The rehearsal went fairly well. As he sang, Joe studied the clarinettists and tried to guess which of the two young women was Mavis Dalgety’s ex-friend, Sally Eaglesfield. He settled for the smaller, darker girl who studied her music with unblinking intensity as though fearful it might blow away. He didn’t know what instrument Willie Woodbine’s wife played and as the Sinfonia was an equal opportunities orchestra with women puffing and banging and scraping everywhere, there wasn’t much hope of picking her out. Maybe the girl he thought was Sally would identify her by making a beeline for her after the rehearsal was over.
He was distracted from this bit of great detectivery by Mirabelle, who materialized at his side while the last Amen was still trembling on the air. He guessed the little side door was probably nailed up too.
‘Now look who’s there,’ she exclaimed in a tone of surprise that rang as false as a cracked bell. ‘Beryl. We were just talking about you.’
‘Hi, Mirabelle. Hi, Joe. Sorry, can’t stop to talk. I’m on my way to work.’
She was a nurse at the Royal Infirmary and, cap apart, was already kitted out in her uniform.
Mirabelle said, ‘Joseph was just saying he’d run you there, weren’t you, Joseph? All them attacks, you don’t want to be walking round there by yourself.’
There’d been a couple of recent incidents with a flasher in the hospital grounds and the police were advising extra caution till the intruder was caught.
‘Well, that’s very kind of you, Joe …’
‘No trouble at all,’ assured Mirabelle. ‘Now excuse me, I want a word with Rev. Pot.’
She moved off and Joe found Beryl regarding him quizzically. He returned the look with pleasure. She was … he sought for the right word and all he could come up with was sturdy. This was why he had to invent answers for crossword puzzles and make up his own clues to fit them. On the other hand, what was wrong with sturdy when it expressed not just a physical but a spiritual characteristic? Strong, self-reliant, dependable, trustworthy …
‘What are you staring at, Joe?’ she asked.
‘You. You look great,’ he said. Smooth talker he might not be, but he knew better than to offer sturdy as a compliment. Not that sturdiness meant lack of shape. And those wide brown eyes and full red lips …
The full red lips opened to show strong white teeth in a moist pink mouth as she yawned.
‘Sorry,’ she said. ‘Nothing to do with you.’
He looked even more closely at her and saw that as well as sturdy and great she looked tired.
‘You getting any sleep?’ he asked.
‘Surely. Between getting home in the morning, doing the chores, and picking Desmond up from school at three, I usually manage to snatch a couple of minutes,’ she laughed. ‘Are you serious about this lift?’
He led her out to the Cloisters.
‘Going up in the world, aren’t we?’ she mocked. ‘I thought only the nobs got to park here?’

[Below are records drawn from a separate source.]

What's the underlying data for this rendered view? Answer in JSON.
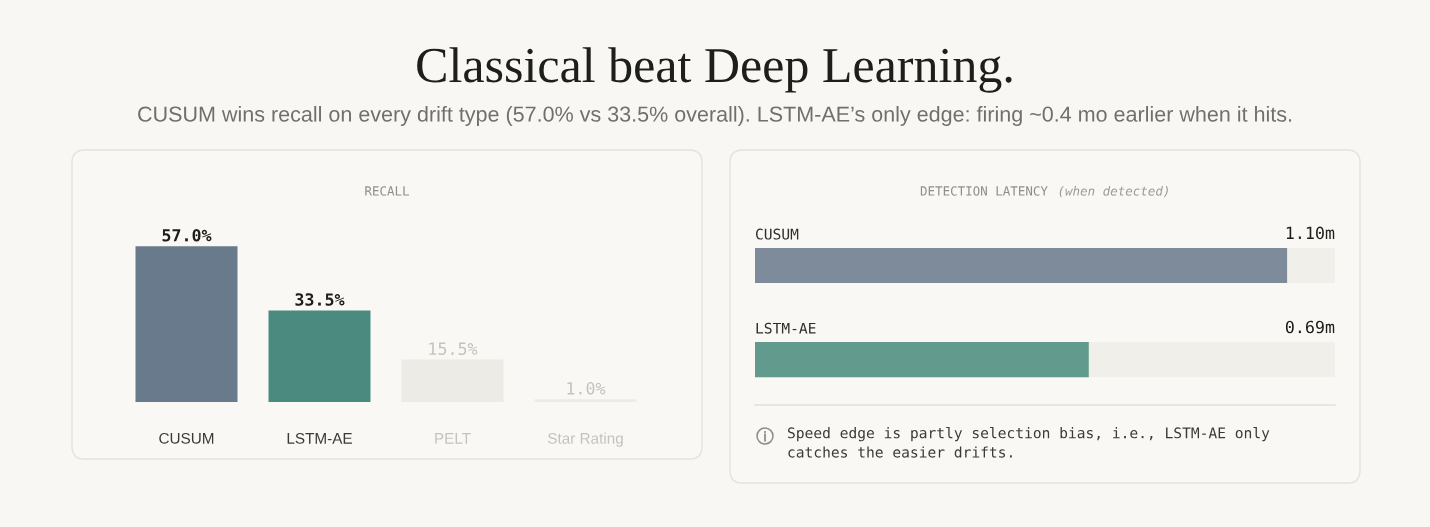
{
  "chart_data": [
    {
      "type": "other",
      "title": "Classical beat Deep Learning.",
      "subtitle": "CUSUM wins recall on every drift type (57.0% vs 33.5% overall). LSTM-AE’s only edge: firing ~0.4 mo earlier when it hits."
    },
    {
      "type": "bar",
      "title": "RECALL",
      "categories": [
        "CUSUM",
        "LSTM-AE",
        "PELT",
        "Star Rating"
      ],
      "values": [
        57.0,
        33.5,
        15.5,
        1.0
      ],
      "colors": [
        "#687a8b",
        "#4b8a7e",
        "#ecebe6",
        "#ecebe6"
      ],
      "value_labels": [
        "57.0%",
        "33.5%",
        "15.5%",
        "1.0%"
      ],
      "tick_labels": "x"
    },
    {
      "type": "bar",
      "orientation": "horizontal",
      "title": "DETECTION LATENCY",
      "subtitle": "(when detected)",
      "categories": [
        "CUSUM",
        "LSTM-AE"
      ],
      "values": [
        1.1,
        0.69
      ],
      "colors": [
        "#7e8b9a",
        "#629b8d"
      ],
      "value_labels": [
        "1.10m",
        "0.69m"
      ],
      "tick_labels": "y",
      "annotations": [
        "Speed edge is partly selection bias, i.e., LSTM-AE only catches the easier drifts."
      ]
    }
  ]
}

‘I’m Tin Can’s token PI,’ said Joe.
She laughed. He liked making her laugh.
In the car he said, ‘You so tired, why don’t you let your sister pick Desmond up?’
‘Already she gives him his breakfast, drops him off at school. If I’m not there to pick him up, he’s going to start thinking I’m his auntie, Lucy’s his ma.’
‘At least you could duck the odd rehearsal till you’re off nights.’
She let out a gasp of mock horror.
‘You want Rev. Pot to nail me to his penitent stool? No, the singing’s no sweat. In fact, when I hear that music and open my mouth, it’s about the only time I stop feeling tired. Gives you a bigger hit than ganja, don’t you feel that, Joe?’
‘You wouldn’t expect a clean-living boy to know anything about that, would you?’ said Joe.
‘This the same clean-living boy who’s running around with the Mutant from Planet X?’
‘Beryl, let me tell you about Galina …’
‘Joe, it’s OK,’ she said. ‘I’m only joking. It’s none of my business. Just like what’s mine is none of yours, OK? This’ll do.’